Morreu Alfredo Quintana, guarda-redes de Andebol do FC Porto e da Seleção de Portugal
Alfredo Quintana com as cores da seleção portuguesa de Andebol Ole Martin Wold / various sources / AFP

O FC Porto confirmou o que já se temia: Alfredo Quintana, guarda-redes de andebol dos azuis e brancos, faleceu esta sexta-feira, aos 32 anos, em consequência de uma paragem cardiorrespiratória sofrida na segunda-feira, durante um treino, informou o clube portuense. O internacional português estava internado  desde segunda-feira no Hospital de São João, em situação clínica estável, mas com prognóstico muito reservado.

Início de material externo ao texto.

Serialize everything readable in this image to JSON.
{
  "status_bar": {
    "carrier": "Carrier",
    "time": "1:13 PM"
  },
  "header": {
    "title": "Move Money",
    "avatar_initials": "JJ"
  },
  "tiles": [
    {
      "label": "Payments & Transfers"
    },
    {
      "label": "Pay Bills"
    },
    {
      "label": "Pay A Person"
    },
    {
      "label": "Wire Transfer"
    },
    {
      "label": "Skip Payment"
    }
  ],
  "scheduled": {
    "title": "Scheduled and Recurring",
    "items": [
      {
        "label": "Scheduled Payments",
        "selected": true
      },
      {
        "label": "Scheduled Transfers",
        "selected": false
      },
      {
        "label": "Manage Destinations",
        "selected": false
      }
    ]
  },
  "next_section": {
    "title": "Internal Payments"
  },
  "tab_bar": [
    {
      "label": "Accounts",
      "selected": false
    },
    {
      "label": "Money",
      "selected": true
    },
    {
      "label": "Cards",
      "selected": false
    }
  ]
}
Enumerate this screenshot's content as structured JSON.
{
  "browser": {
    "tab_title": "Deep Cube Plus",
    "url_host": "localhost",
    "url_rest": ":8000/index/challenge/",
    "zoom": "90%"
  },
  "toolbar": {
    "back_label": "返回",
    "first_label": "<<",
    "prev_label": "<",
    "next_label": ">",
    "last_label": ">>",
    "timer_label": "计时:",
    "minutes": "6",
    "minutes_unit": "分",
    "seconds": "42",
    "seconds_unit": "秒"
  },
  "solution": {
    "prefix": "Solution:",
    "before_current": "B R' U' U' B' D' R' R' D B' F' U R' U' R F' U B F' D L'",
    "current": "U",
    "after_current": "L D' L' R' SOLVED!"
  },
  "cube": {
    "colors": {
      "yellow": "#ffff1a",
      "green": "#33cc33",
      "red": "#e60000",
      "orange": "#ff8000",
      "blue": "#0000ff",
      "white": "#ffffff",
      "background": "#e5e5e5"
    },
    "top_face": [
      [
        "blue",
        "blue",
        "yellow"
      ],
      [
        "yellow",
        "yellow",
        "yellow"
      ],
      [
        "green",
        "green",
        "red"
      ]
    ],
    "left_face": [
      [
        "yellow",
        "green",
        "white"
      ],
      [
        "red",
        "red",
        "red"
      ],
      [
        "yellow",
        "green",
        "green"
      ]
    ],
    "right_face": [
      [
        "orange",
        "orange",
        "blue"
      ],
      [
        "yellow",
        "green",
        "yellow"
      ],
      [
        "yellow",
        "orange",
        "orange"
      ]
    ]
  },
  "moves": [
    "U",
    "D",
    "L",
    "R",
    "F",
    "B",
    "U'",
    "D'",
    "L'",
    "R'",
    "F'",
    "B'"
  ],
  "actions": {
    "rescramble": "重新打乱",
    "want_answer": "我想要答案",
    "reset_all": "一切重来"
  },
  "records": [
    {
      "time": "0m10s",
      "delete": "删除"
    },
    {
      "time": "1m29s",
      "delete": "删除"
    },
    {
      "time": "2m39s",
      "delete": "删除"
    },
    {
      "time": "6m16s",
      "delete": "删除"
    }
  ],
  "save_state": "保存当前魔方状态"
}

O SAPO Desporto endereça as mais sentidas condolências à família e amigos de Alfredo Quintana, bem como ao FC Porto e à Federação de Andebol de Portugal.

As reações à morte de Alfredo Quintana

Foi o Hospital de São João quem comunicou ao FC Porto o falecimento do guarda-redes Alfredo, às 12h00 de hoje. O guarda-redes luso-cubano da equipa de andebol, de 32 anos, tinha sido internado na segunda-feira depois de ter sofrido uma paragem cardiorrespiratória quando se preparava para iniciar um treino no Dragão Arena.

Quintana foi assistido no local do treino com o apoio de uma viatura do Instituto Nacional de Emergência Médica (INEM) e, posteriormente, transportado para o Hospital de São João, no Porto, onde ficou internado na unidade de cuidados intensivos, depois de ter sido estabilizado.

“Contando com diversos reconhecimentos individuais no palmarés, Quintana distinguia-se também pelas qualidades humanas, com destaque para a alegria com que contagiava todos os que acompanhavam o seu percurso. A perda tão dura e inesperada do Homem, mais ainda do que a do atleta, deixa enlutado o FC Porto, que transmite as mais sentidas condolências aos amigos e à família do Alfredo Quintana”, escreveu o FC Porto na sua página oficial.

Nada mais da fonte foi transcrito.